EPL Employees Selected to Receive NIH Merit Awards
Congratulations to the recipients of the 2014 National Institutes of Health Cross Divisional Merit Awards for the development of the first web-based Nonneoplastic Lesion Atlas and for Operation Clean Sweep. The NIH Merit Award is the highest-level honor award that an Institute Director can give to employees and is presented to recognize scientific and administrative achievements that support and advance the NIEHS mission.
There were 15 individuals recognized for developing and deploying the first web-based Nonneoplastic Lesion Atlas including Dr. Amy Brix, Dr. Melvin Hamlin, Emily Singletary, and Dr. Tom Steinbach from EPL. These individuals are being recognized for successfully developing and publishing the NTP Nonneoplastic Lesion Atlas (NNLA) in 2014. The NNLA is the first of its kind and represents a global toxicology and pathology web-based resource which contains thousands of searchable high-quality images and guidelines for nonneoplastic lesions in experimental rodent models. The NNLA had over 40,000 page views from its launch in January, 2014, through the end of May, 2014, and it has quickly become the ”Gold Standard” for pathologists working with the NTP and throughout the field of toxicology and pathology. The NNLA can be found here.

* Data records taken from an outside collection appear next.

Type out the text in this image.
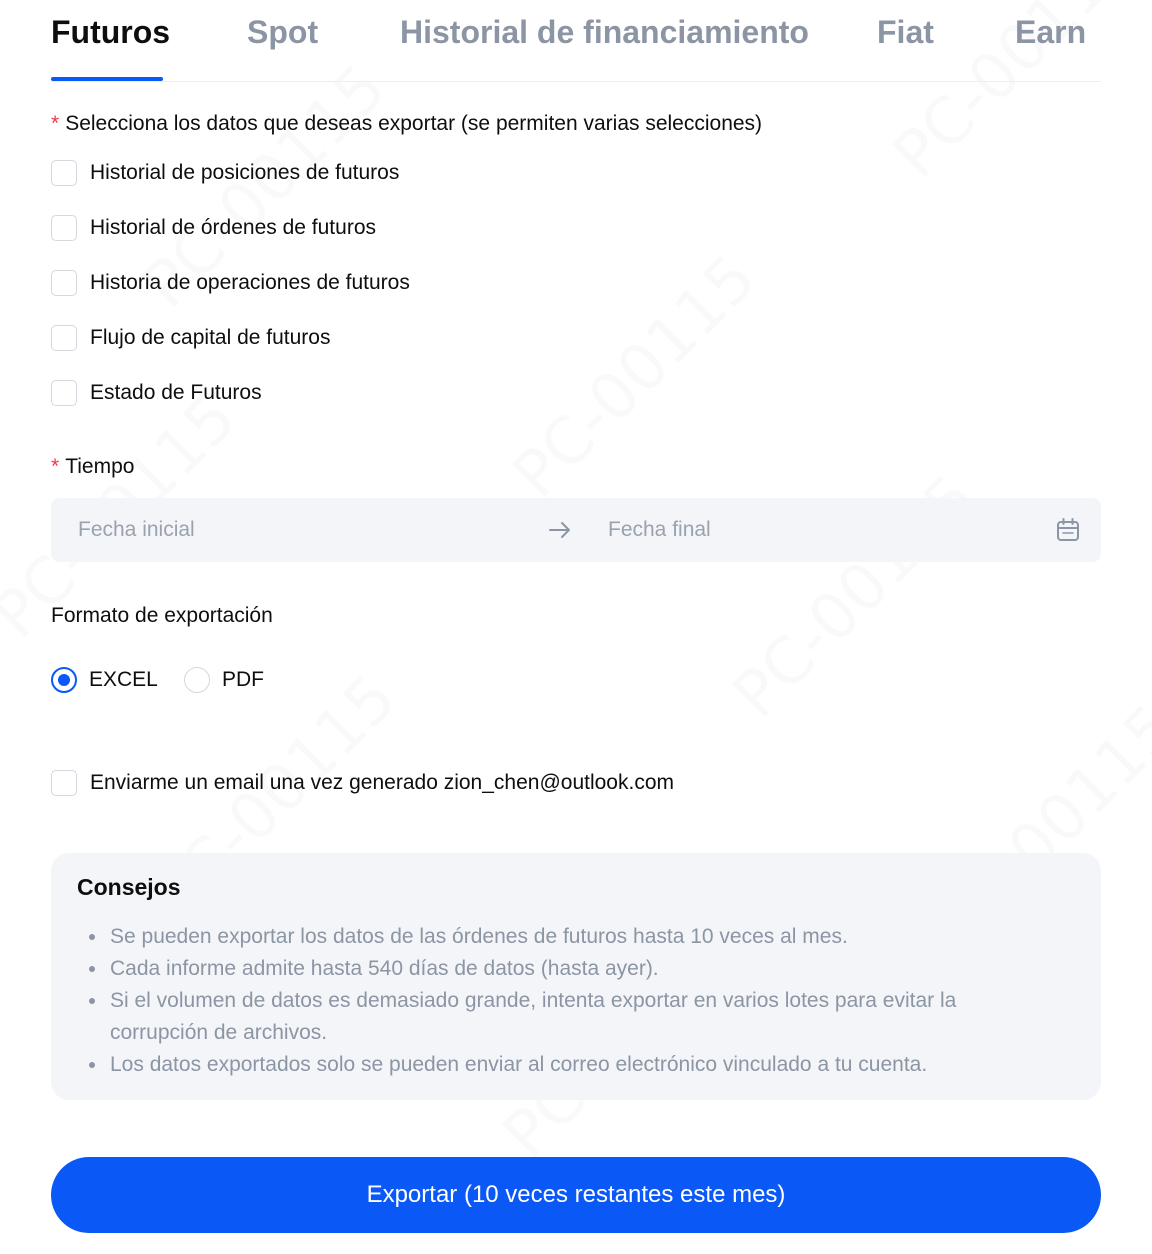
Futuros Spot	Historial de financiamiento Fiat	Earn
* Selecciona los datos que deseas exportar (se permiten varias selecciones)
Historial de posiciones de futuros
Historial de órdenes de futuros
Historia de operaciones de futuros
Flujo de capital de futuros
Estado de Futuros
* Tiempo
Fecha inicial	Fecha final
Formato de exportación
EXCEL	PDF
Enviarme un email una vez generado zion_chen@outlook.com
Consejos
Se pueden exportar los datos de las órdenes de futuros hasta 10 veces al mes.
Cada informe admite hasta 540 días de datos (hasta ayer).
Si el volumen de datos es demasiado grande, intenta exportar en varios lotes para evitar la corrupción de archivos.
Los datos exportados solo se pueden enviar al correo electrónico vinculado a tu cuenta.
Exportar (10 veces restantes este mes)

Operation Clean Sweep was prompted by the Food and Drug Administration following the discovery of vials of smallpox virus in an NIH campus building in July. Operation Clean Sweep consisted of a top-to-bottom inventory of all NIH laboratories which began with all institutes and centers, followed by audits conducted by specialists in occupational safety and health. There were 22 members of the Clean Sweep Team recognized including Kylie Brockenfelt, Leslie Couch, Dr. Thomas Steinbach, and Mary Ellen Sutphin from EPL. Members of the Clean Sweep Team were recognized for having gone above and beyond their call of duty by assisting the NIEHS staff through the various stages of the clean sweep in which team members systematically inspected all the freezers, refrigerators, lab space, and storage areas throughout the facility to identify any biological or select agents that were “discovered” in the lab, to classify biological agents and to identify unwanted items. These unwanted items included numerous hazardous, unwanted or unused chemicals as well as dangerous and unlabeled items. Once the team identified unwanted items, they were inventoried, classified, added to the HSB database system, and properly disposed of. Not only did the team members help the NIEHS comply with the mandatory search of the facility, they also helped make NIEHS a safer environment to work.
An awards ceremony for the recipients was held on December 12, 2014 on the NIEHS Campus in Research Triangle Park, NC.